Aber was schreibt man über AMÉLIE, was nicht schon Dutzende, Hunderte, wahrscheinlich sogar Tausende andere geschrieben haben? AMÉLIE ist herzallerliebst, ist ein Märchen, ist eine Fabel in einer idealisierten Welt. In einem Paris, das so auch von Jean Renoir oder Marcel Carné geschildert werden könnte, und in dem man meint, dass jeden Augenblick ein junger Belmondo um die Ecke spurten könnte. Ein Jean Gabin seinen prüfenden Blick auswirft. Oder Simone Signoret lange Beine bis zum Boden auspackt. Eine Märchenwelt, die vollgepackt ist mit Märchenfiguren - Alle sind mindestens ein klein wenig gut, alle sind mindestens ein klein wenig liebenswert, und selbst wer auf den ersten Blick ein Stinkstiefel zu sein scheint, wird irgendwann geläutert. Wie zum Beispiel der garstige Gemüsehändler, dessen Läuterung zwar nicht mehr vor der Kamera stattfindet, aber irgendwann muss ja auch der es mal lernen …
Nein, etwas wirklich Schlechtes kann man hier kaum finden, insofern man gewillt ist sich auf ein Märchen einzulassen. AMÉLIE ist Kino wie aus der goldenen Zeit der großen Leinwandepen: Etwas fürs Herz, etwas zum Mitzittern, etwas zum Dahinschmelzen, und am Ende hat man das Gefühl, knapp 2 Stunden schön geträumt zu haben.
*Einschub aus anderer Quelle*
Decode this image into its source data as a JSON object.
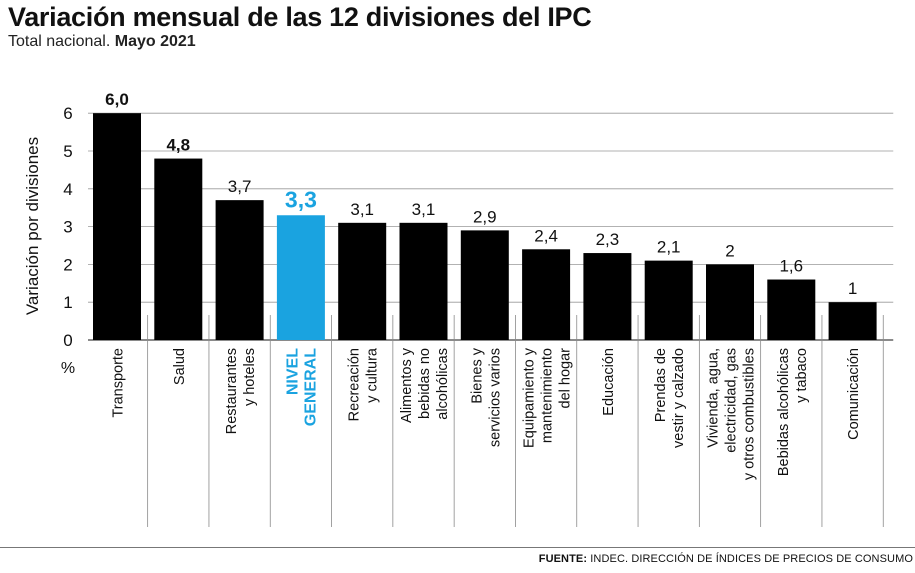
{
  "title": "Variación mensual de las 12 divisiones del IPC",
  "subtitle_prefix": "Total nacional.",
  "subtitle_date": "Mayo 2021",
  "source_label": "FUENTE:",
  "source_text": "INDEC. DIRECCIÓN DE ÍNDICES DE PRECIOS DE CONSUMO",
  "colors": {
    "bar": "#000000",
    "highlight": "#1aa3e0",
    "grid": "#999999"
  },
  "chart_data": {
    "type": "bar",
    "ylabel": "Variación por divisiones",
    "unit_label": "%",
    "ylim": [
      0,
      6
    ],
    "yticks": [
      0,
      1,
      2,
      3,
      4,
      5,
      6
    ],
    "grid": true,
    "highlight_index": 3,
    "bold_value_indices": [
      0,
      1,
      3
    ],
    "categories": [
      [
        "Transporte"
      ],
      [
        "Salud"
      ],
      [
        "Restaurantes",
        "y hoteles"
      ],
      [
        "NIVEL",
        "GENERAL"
      ],
      [
        "Recreación",
        "y cultura"
      ],
      [
        "Alimentos y",
        "bebidas no",
        "alcohólicas"
      ],
      [
        "Bienes y",
        "servicios varios"
      ],
      [
        "Equipamiento y",
        "mantenimiento",
        "del hogar"
      ],
      [
        "Educación"
      ],
      [
        "Prendas de",
        "vestir y calzado"
      ],
      [
        "Vivienda, agua,",
        "electricidad, gas",
        "y otros combustibles"
      ],
      [
        "Bebidas alcohólicas",
        "y tabaco"
      ],
      [
        "Comunicación"
      ]
    ],
    "values": [
      6.0,
      4.8,
      3.7,
      3.3,
      3.1,
      3.1,
      2.9,
      2.4,
      2.3,
      2.1,
      2,
      1.6,
      1
    ],
    "value_labels": [
      "6,0",
      "4,8",
      "3,7",
      "3,3",
      "3,1",
      "3,1",
      "2,9",
      "2,4",
      "2,3",
      "2,1",
      "2",
      "1,6",
      "1"
    ]
  }
}
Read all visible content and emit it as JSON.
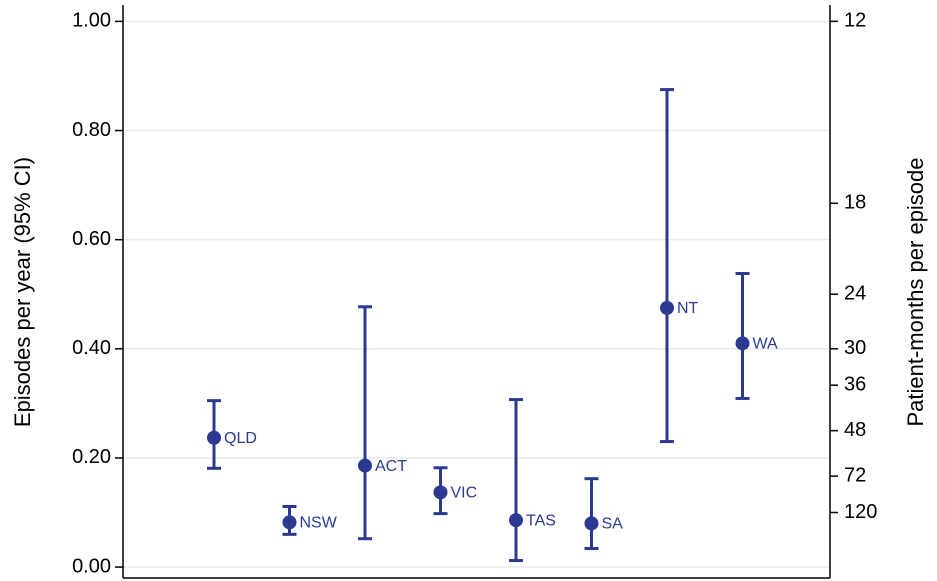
{
  "chart_data": {
    "type": "errorbar-dot",
    "ylabel": "Episodes per year (95% CI)",
    "y2label": "Patient-months per episode",
    "categories": [
      "QLD",
      "NSW",
      "ACT",
      "VIC",
      "TAS",
      "SA",
      "NT",
      "WA"
    ],
    "series": [
      {
        "name": "Episodes per year",
        "color": "#2b3990",
        "values": [
          0.237,
          0.082,
          0.186,
          0.137,
          0.086,
          0.08,
          0.475,
          0.41
        ],
        "lower": [
          0.181,
          0.06,
          0.052,
          0.098,
          0.012,
          0.034,
          0.23,
          0.309
        ],
        "upper": [
          0.305,
          0.111,
          0.477,
          0.182,
          0.307,
          0.162,
          0.875,
          0.538
        ]
      }
    ],
    "ylim": [
      -0.02,
      1.03
    ],
    "yticks": [
      {
        "value": 0,
        "label": "0.00"
      },
      {
        "value": 0.2,
        "label": "0.20"
      },
      {
        "value": 0.4,
        "label": "0.40"
      },
      {
        "value": 0.6,
        "label": "0.60"
      },
      {
        "value": 0.8,
        "label": "0.80"
      },
      {
        "value": 1,
        "label": "1.00"
      }
    ],
    "y2_transform": {
      "type": "reciprocal",
      "numerator": 12
    },
    "y2ticks": [
      12,
      18,
      24,
      30,
      36,
      48,
      72,
      120
    ],
    "grid": true,
    "grid_color": "#e3ecee"
  }
}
Und sehnt sich aus der eigenen grauen Welt in diese helle und liebevolle Welt zurück. Ohne aufgesetzte Romantik und ohne dümmlich-klamaukige Dialoge ist AMÉLIE ein Stückchen Kino, wie es heutzutage, im Zeitalter der Superhelden und der Weltzerstörung auf beiden Seiten der Leinwand, selten geworden ist.